A ideia de inimizade entre essas duas realidades expostas geralmente está conectada ao século 19 quando muitos pensadores começaram a propagar a ideia de que tanto a religião, a política quanto a filosofia tinham fracassado em seus intentos.
Unido ao fato de que Immanuel Kant havia dito que a teologia não poderia ser considerada uma ciência por não poder ter uma comprovação, a ciência laboratorial começou a ser saudada como a panaceia para os males do mundo.

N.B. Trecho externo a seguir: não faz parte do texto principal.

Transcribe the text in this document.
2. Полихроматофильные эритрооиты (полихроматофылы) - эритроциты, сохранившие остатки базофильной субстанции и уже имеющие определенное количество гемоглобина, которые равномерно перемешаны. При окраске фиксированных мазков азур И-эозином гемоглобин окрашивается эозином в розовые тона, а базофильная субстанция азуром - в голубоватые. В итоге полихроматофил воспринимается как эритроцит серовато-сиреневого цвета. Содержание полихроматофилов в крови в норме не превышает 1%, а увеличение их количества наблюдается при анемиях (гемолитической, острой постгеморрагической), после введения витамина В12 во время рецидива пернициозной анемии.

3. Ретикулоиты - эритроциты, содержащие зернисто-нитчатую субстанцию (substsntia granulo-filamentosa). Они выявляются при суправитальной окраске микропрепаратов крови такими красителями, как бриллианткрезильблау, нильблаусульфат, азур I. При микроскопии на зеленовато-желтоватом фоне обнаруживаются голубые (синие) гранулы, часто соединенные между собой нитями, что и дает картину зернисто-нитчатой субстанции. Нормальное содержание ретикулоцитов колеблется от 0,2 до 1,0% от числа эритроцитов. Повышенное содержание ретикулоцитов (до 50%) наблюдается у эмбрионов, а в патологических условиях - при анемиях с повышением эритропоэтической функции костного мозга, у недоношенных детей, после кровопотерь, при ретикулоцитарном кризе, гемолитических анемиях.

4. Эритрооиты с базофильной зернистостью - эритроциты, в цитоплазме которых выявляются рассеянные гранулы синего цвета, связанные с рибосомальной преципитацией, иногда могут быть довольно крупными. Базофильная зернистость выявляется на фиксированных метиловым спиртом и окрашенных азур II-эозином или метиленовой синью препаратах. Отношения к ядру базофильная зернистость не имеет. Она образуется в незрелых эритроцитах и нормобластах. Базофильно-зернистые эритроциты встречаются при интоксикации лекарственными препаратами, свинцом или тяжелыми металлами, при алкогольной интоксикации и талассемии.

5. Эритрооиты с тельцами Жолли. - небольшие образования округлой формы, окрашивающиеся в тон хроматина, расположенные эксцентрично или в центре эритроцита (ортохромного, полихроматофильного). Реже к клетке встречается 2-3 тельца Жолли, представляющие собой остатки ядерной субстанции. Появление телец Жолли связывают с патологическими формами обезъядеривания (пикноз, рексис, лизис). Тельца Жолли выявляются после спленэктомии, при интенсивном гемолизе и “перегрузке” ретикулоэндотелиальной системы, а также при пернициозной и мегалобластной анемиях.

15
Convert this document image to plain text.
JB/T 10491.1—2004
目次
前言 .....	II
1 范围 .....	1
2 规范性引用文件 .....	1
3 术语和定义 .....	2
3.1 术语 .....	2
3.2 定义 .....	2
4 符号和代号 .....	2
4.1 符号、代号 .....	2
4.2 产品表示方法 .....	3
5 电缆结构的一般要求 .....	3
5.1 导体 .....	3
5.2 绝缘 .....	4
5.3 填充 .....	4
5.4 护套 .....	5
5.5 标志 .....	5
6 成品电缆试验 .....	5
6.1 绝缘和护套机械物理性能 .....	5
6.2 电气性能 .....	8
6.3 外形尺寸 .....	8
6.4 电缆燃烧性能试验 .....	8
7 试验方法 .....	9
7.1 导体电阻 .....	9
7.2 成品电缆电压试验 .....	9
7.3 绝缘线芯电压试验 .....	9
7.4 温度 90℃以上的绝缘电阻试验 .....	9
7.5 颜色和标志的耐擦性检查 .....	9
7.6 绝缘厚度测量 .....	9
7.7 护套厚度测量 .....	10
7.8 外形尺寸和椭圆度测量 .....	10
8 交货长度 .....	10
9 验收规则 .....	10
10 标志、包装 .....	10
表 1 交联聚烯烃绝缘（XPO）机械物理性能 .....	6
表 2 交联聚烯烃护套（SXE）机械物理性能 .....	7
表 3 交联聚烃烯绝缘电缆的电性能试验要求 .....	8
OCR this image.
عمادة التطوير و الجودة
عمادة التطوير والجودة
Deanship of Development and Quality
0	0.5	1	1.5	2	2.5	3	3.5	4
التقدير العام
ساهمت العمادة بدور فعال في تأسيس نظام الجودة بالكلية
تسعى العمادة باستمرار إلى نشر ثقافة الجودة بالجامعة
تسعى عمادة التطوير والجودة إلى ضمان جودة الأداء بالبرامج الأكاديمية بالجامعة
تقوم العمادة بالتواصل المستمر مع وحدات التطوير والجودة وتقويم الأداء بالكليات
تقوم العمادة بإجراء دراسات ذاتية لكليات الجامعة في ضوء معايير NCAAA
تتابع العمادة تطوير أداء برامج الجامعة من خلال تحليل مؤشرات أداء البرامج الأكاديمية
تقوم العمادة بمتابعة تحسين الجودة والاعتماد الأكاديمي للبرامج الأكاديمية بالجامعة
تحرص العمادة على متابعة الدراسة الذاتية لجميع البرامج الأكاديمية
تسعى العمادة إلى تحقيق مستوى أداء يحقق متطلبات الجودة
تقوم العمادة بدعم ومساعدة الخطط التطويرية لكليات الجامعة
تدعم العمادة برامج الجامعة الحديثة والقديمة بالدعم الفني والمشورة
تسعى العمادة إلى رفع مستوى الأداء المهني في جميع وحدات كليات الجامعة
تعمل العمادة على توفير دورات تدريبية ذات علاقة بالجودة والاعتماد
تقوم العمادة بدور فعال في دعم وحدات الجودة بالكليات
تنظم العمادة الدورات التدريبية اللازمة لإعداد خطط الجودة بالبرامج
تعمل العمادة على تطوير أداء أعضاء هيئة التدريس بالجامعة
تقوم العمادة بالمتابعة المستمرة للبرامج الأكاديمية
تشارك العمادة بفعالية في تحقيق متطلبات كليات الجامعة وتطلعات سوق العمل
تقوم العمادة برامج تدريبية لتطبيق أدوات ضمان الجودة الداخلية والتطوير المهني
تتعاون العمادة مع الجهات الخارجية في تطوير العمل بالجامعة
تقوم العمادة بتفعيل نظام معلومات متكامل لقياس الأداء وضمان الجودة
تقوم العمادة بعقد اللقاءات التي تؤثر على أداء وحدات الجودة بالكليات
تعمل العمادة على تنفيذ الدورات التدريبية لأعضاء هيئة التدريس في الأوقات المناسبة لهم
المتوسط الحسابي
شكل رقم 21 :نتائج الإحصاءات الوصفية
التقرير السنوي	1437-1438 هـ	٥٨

Charles Darwin apenas sacramentou o que já estava definido em termos de ruptura. É, também, bem conhecida a descrição que Voltaire fez da Idade Média como um tempo de trevas e ignorância, agravado pelo fato da Igreja exercer domínio de forma opressora e oportunista (segundo sua opinião) para estabelecer seus domínios a fim de fortalecer a cultura ocidental.
O pensamento de Voltaire é que a ciência, além de fortalecer a verdadeira filosofia, romperia os grilhões da religião, da superstição e da ignorância. Obviamente, descrever a Idade Média e a Igreja da época apenas desta forma é caricatura. Apresentar o pior dos mundos em contraposição ao melhor do outro sempre traz um resultado de ganho e supremacia que enaltece o “triunfalismo científico”.
Esta visão parcial e preconceituosa de debater as duas realidades encontra alimento no conhecido confronto entre Galileu e a Igreja. A Igreja defendia a ideia Geocêntrica e Galileu a ideia heliocêntrica. Com o tempo, a ciência mostrou que a ideia defendida por Galileu era a verdadeira e que a Igreja estava errada. E daí? Daí que muitas pessoas apressadamente usam esse evento particular para mostrar que a Igreja é retrógrada, que há um abismo entre fé e ciência, que a ciência representa o lado bom da história e a Igreja o lado mal e obscurantista, etc. Porém, no excelente livro “A alma da ciência” a escritora Nancy Pearcey mostra um lado ignorado no debate: a controvérsia relativa a Galileu versus Igreja não era uma questão de intolerância de um lado e liberdade intelectual do outro, nem uma questão primordial de fé e ciência. Era o conflito de duas tradições através das quais a ciência iria caminhar: o método aristotélico ou o método mecanicista. O conceito aristotélico via os elementos de acordo com um princípio orientador e racional através do qual o cientista adquiriria o conhecimento de que precisava. O teólogo, da mesma forma, entendia que o modelo aristotélico era necessário para a formulação das leis religiosas e morais, ou seja, a ordem no mundo físico estava relacionada à ordem na sociedade. Romper com essa ideia era o dilema.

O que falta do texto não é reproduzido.